Çağdaş sanat trafiğini hızlandıracak bir yeni 'arter'

Vehbi Koç Vakfı'nın çağdaş sanat mekânı, 'Arter' adıyla yarın gece açılacak. Mekânın ilk sergisi 'Starter' Türk sanatçıları, dünyanın ünlü sanatçılarıyla birlikte izleyiciye sunuyor.
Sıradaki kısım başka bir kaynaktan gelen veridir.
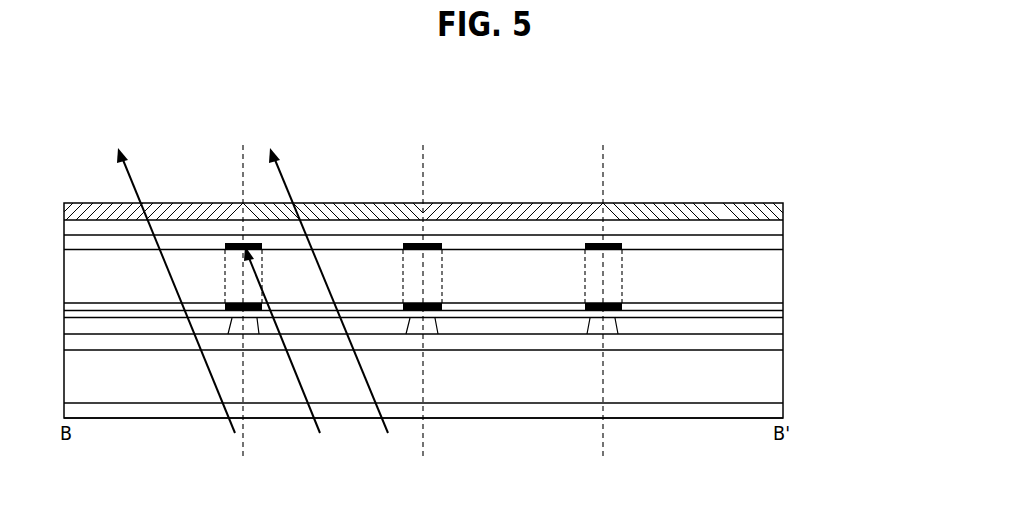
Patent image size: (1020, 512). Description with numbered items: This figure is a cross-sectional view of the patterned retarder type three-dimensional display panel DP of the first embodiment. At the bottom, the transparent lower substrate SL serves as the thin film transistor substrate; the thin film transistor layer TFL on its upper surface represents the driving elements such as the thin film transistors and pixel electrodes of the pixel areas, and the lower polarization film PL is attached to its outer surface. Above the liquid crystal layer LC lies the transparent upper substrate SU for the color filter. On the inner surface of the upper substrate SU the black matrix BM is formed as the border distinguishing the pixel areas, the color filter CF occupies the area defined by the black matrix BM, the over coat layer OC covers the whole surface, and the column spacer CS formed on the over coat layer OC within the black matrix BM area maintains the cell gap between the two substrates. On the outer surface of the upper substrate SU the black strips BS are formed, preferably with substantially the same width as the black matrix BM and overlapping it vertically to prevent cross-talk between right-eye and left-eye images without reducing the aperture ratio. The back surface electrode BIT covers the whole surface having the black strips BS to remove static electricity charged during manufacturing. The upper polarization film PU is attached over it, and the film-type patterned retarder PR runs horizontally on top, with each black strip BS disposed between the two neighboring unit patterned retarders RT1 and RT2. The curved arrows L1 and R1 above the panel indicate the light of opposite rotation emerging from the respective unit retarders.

The patterned retarder PR is at (794, 210).
The upper polarization film PU is at (777, 227).
The back surface electrode BIT is at (777, 240).
The upper substrate SU is at (777, 268).
The black matrix BM is at (621, 303).
The color filter CF is at (777, 305).
The over coat layer OC is at (777, 313).
The liquid crystal layer LC is at (777, 327).
The thin film transistor layer TFL is at (777, 343).
The lower substrate SL is at (777, 382).
The lower polarization film PL is at (777, 412).
The display panel DP is at (866, 424).
The column spacer CS is at (613, 323).
The black strip BS is at (613, 235).
The first unit patterned retarder RT1 is at (85, 203).
The second unit patterned retarder RT2 is at (341, 204).
The left-circularly polarized light L1 is at (95, 132).
The right-circularly polarized light R1 is at (292, 132).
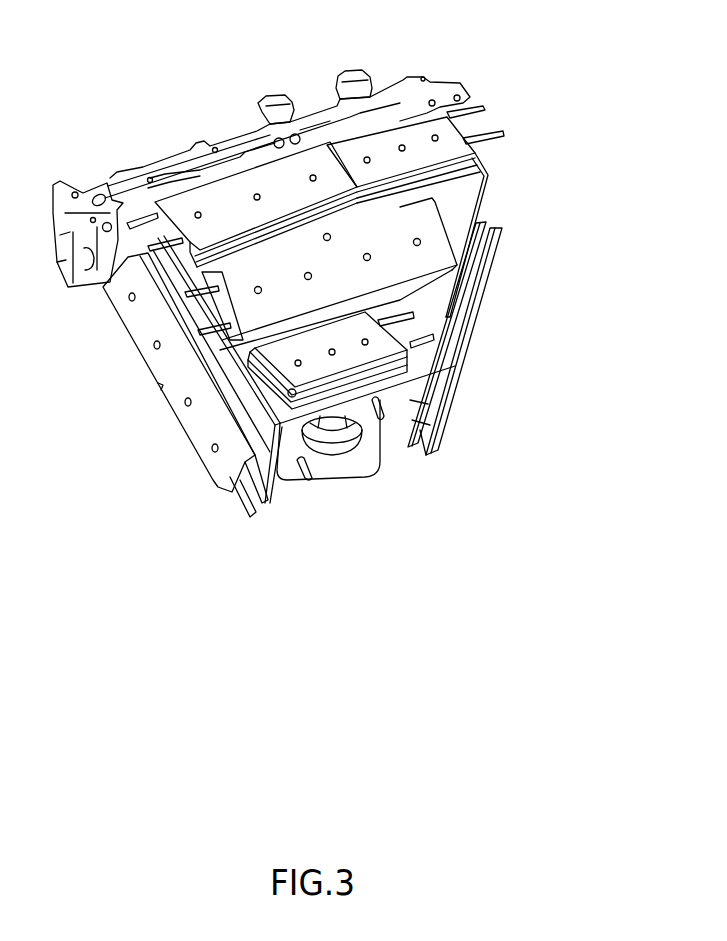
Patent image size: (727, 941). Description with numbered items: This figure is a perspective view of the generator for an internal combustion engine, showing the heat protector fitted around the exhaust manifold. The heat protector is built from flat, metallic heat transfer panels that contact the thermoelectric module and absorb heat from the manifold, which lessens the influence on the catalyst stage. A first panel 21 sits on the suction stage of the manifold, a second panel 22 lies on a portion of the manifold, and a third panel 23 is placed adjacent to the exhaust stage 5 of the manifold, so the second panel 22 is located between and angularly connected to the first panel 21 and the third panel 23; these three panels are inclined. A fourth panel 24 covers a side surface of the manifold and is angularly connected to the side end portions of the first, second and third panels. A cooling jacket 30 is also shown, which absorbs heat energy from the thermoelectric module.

The cooling jacket 30 is at (407, 135).
The first panel 21 is at (488, 175).
The second panel 22 is at (472, 190).
The third panel 23 is at (433, 318).
The fourth panel 24 is at (173, 273).
The exhaust stage 5 is at (362, 460).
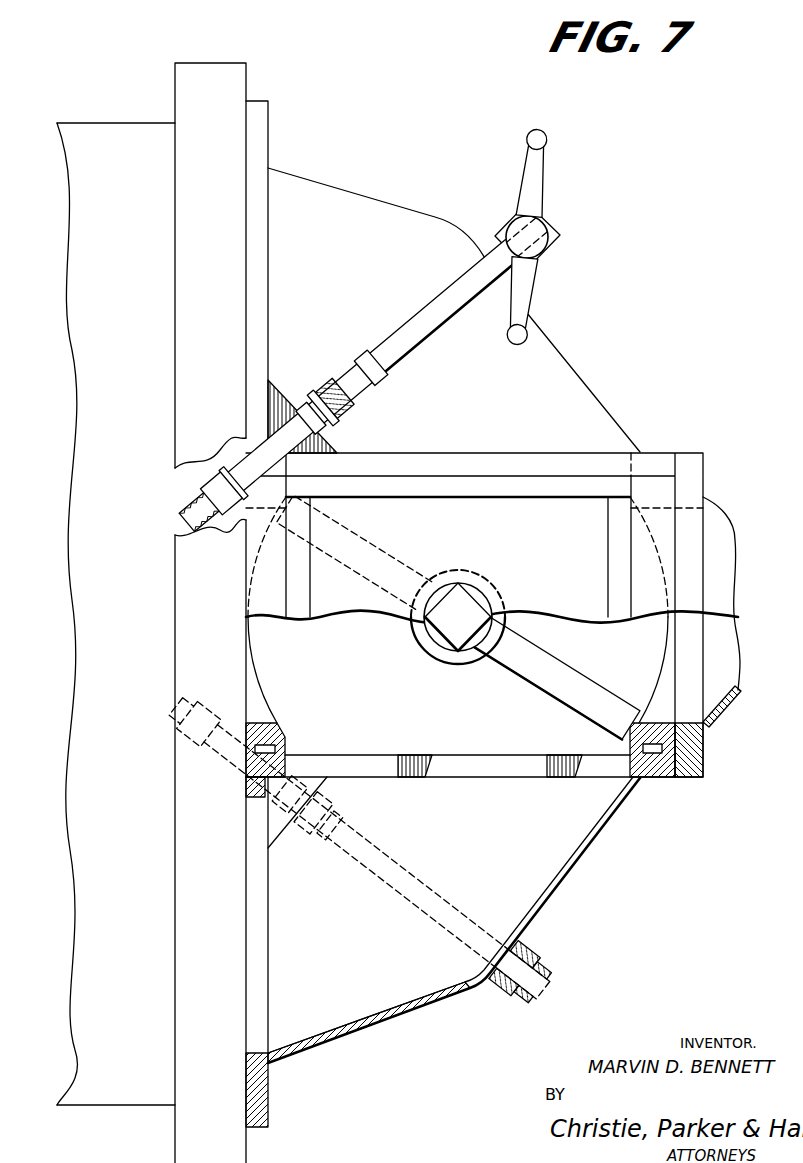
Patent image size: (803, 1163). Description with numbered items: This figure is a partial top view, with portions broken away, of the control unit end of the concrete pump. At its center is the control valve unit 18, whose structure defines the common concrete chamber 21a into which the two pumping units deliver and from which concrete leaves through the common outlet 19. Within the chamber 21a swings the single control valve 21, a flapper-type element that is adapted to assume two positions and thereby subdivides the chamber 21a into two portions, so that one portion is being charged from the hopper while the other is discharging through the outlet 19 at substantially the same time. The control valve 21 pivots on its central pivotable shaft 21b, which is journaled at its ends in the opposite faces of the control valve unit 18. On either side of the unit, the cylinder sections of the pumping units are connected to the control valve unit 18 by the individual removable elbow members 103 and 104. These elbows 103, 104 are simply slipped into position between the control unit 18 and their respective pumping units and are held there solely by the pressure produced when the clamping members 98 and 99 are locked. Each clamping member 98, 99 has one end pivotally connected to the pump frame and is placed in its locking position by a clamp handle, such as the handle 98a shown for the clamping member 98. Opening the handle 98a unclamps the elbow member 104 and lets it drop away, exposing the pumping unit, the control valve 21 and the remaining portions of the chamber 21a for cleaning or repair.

The control valve unit 18 is at (425, 534).
The common outlet 19 is at (720, 712).
The control valve 21 is at (585, 670).
The concrete chamber 21a is at (476, 838).
The central pivotable shaft 21b is at (478, 608).
The clamping member 98 is at (557, 245).
The clamp handle 98a is at (543, 168).
The clamping member 99 is at (523, 1013).
The elbow member 103 is at (550, 893).
The elbow member 104 is at (580, 398).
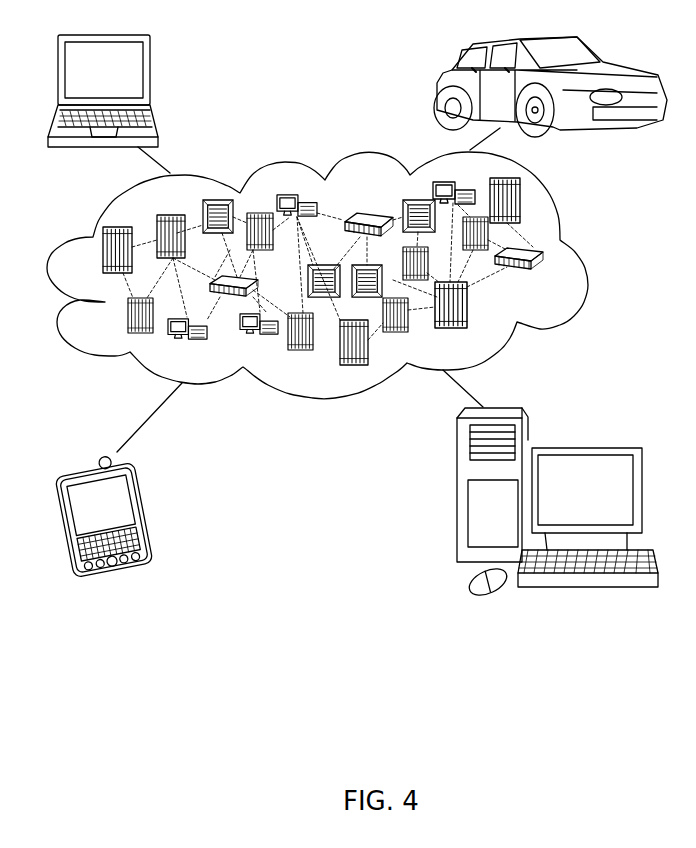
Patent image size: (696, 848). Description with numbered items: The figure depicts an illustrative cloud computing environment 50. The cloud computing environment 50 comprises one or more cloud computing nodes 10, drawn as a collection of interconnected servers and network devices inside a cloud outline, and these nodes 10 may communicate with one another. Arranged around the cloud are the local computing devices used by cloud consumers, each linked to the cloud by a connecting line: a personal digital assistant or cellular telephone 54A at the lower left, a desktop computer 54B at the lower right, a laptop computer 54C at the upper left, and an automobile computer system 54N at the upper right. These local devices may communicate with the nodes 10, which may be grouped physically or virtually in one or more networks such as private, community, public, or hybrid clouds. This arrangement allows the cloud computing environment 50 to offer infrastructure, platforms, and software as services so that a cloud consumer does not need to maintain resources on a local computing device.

The cloud computing nodes 10 is at (550, 277).
The cloud computing environment 50 is at (586, 253).
The personal digital assistant or cellular telephone 54A is at (143, 507).
The desktop computer 54B is at (586, 448).
The laptop computer 54C is at (150, 79).
The automobile computer system 54N is at (441, 91).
Sergi, Vehbi Koç Vakfı koleksiyonundan bir seçki niteliğinde


İSTANBUL - Beyoğlu’nda çağdaş sanat için yeni ve etkili bir alan daha açıldı. Vehbi Koç Vakfı’nın hayata geçirdiği sanat kurumunun adı ‘Arter’. Arter, İstiklal Caddesi, 211 numarada, eski bir Beyoğlu apartmanın dört katında, büyük sergiler ağırlayacak.
İlk sergi, Vehbi Koç Vakfı koleksiyonundan oluşuyor. Bir nevi başlangıç olması itibariyle sergiye ‘Starter’ adı uygun görülmüş. Sergiyi hazırlayan kişi, yıllardır Türkiye sanat dünyasının içinde yer alan ünlü Alman  küratör Rene Block.
Arter bir müze olarak değil, Türkiye’nin sanatsal üretimini destekleyecek bir tür ‘sanat merkezi’ olarak  tasarlanmış. 1910 tarihli binanın dört katı, toplam 800 metre karenin üzerinde bir sergi alanı sunuyor. Gerek sergileyip, ‘görünür’ olmalarını sağlayarak, gerektiğinde de üretim sürecine katkıda bulunarak ‘yeni üretimleri’ destekleyecek. Sadece Türkiyeli sanatçıların değil, uluslararası işbirliği sonucunda çıkacak işlerin, yabancı sanatçıların da sergileneceği bir alan olacak. Tabii bu sergiler, Vehbi Koç Vakfı’nın şimdiden önemli bir büyüklüğe ulaşmış olan koleksiyonunun da desteklenmesini sağlayacak.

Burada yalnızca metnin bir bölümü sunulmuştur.